Один из мужчин обернулся и, заметив наблюдающих за ними старушек, что-то сказал своему товарищу. Тот бросил короткий взгляд в их сторону, пренебрежительно махнул рукой и ответил что-то, вызвавшее у его напарника кривую ухмылку.
- Никак про нас что-то говорят? - удивилась Марья Куьминична.
- Изгаляются - чего от них еще ожидать можно? Не нравятся они мне. Каждый день их вижу и каждый день... не нравятся.
- Ты когда к сыну переехала? Две недели назад? - уточнила Марья Кузьминична. - А я их уже третий месяц встречаю, и хоть бы раз поздоровались. Дворик у нас маленький, тихий, все друг друга знают, и хоть народ разный живет, а все же какое-то подобие вежливости соблюдать пытаются. Эти же за время, как гараж у Николая арендовали, поздороваться ни разу не соизволили, зато обматерить пару раз успели. Особенно тот, черноволосый, в выражениях не стесняется. Я как-то раз из магазина возвращалась, так он на меня из гаража вылетел и, вместо того чтоб извиниться, еще и обложил трехэтажно. А жаловаться сейчас бесполезно. Это их время...
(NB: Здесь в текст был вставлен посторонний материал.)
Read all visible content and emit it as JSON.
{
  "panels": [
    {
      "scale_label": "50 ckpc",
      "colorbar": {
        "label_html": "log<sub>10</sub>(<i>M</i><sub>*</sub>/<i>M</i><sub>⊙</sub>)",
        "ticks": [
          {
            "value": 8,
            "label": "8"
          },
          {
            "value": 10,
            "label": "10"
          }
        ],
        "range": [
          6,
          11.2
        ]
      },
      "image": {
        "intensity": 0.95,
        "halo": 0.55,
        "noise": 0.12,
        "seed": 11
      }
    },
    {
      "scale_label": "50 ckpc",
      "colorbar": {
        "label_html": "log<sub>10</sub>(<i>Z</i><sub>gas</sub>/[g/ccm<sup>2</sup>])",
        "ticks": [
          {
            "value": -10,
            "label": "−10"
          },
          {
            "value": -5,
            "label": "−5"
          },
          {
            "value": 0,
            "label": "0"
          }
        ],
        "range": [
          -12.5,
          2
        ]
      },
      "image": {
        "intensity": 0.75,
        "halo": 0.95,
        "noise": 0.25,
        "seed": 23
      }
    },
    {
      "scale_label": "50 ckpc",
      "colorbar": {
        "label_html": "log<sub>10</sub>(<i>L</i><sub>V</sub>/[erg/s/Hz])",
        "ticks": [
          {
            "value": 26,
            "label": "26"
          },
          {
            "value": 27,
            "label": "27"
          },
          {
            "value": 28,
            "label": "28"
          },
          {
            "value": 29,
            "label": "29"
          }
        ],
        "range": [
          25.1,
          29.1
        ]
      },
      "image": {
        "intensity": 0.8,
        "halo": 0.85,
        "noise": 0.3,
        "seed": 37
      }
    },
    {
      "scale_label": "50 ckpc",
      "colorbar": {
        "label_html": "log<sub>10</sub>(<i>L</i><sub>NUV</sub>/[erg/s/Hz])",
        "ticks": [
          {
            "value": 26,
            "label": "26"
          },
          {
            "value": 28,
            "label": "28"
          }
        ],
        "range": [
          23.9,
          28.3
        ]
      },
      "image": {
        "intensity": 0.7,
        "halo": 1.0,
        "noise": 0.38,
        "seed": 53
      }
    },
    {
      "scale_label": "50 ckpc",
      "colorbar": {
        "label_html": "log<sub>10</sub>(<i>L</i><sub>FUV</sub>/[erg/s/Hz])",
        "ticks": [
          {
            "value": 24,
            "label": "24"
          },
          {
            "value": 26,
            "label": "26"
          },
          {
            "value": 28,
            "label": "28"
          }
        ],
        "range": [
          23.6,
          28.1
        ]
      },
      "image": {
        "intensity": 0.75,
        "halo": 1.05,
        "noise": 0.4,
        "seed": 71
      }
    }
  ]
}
- Не скажи, - покачала головой толстуха. - Такое быдло во все века и времена кончало плохо. С такими отморозками серьезные люди дел иметь не хотят, да и простые - брезгуют. Вот они в такие кучки и сбиваются.
- Эй, кошелки старые! Все шпионите?! - бросил один из парней, проходя мимо. - Когда-нибудь я вам в этом гараже носы-то дверью прищемлю!..
Толстуха невозмутимо продолжала, обращаясь к подруге:
- Древние говорили, что буквально каждый поступок человека определяет его дальнейшую жизнь. Неисчислимое количество вариантов. Вот и идут: одни - прямо, другие - противолодочным зигзагом, а третьи... третьи туда, куда их пошлют. Не расстраивайся, Марья Кузьминична, - приобняла она подругу за плечи. - Поверь моему гигантскому опыту: эти отморозки являются как раз яркими примерами "создателей своей судьбы". Когда-нибудь стиль жизни их в такое болото заведет, что только пузыри на поверхности останутся. Зловонные.
- Ты оптимистка, Екатерина Юрьевна, - вздохнула старушка. - Пока что все наоборот. Хамы и ворюги правят бал, а работяги и интеллигенты на обочине жизни. Я сорок лет учила детей... И сейчас с ужасом думаю: неужели среди этой серой, жрущей и размножающейся массы есть те, кому я пыталась показать красоту творений Пушкина, Есенина, Толстого? Неужели и я виновата в том, что происходит сейчас? Наверное, виновата. Вот теперь и живу так...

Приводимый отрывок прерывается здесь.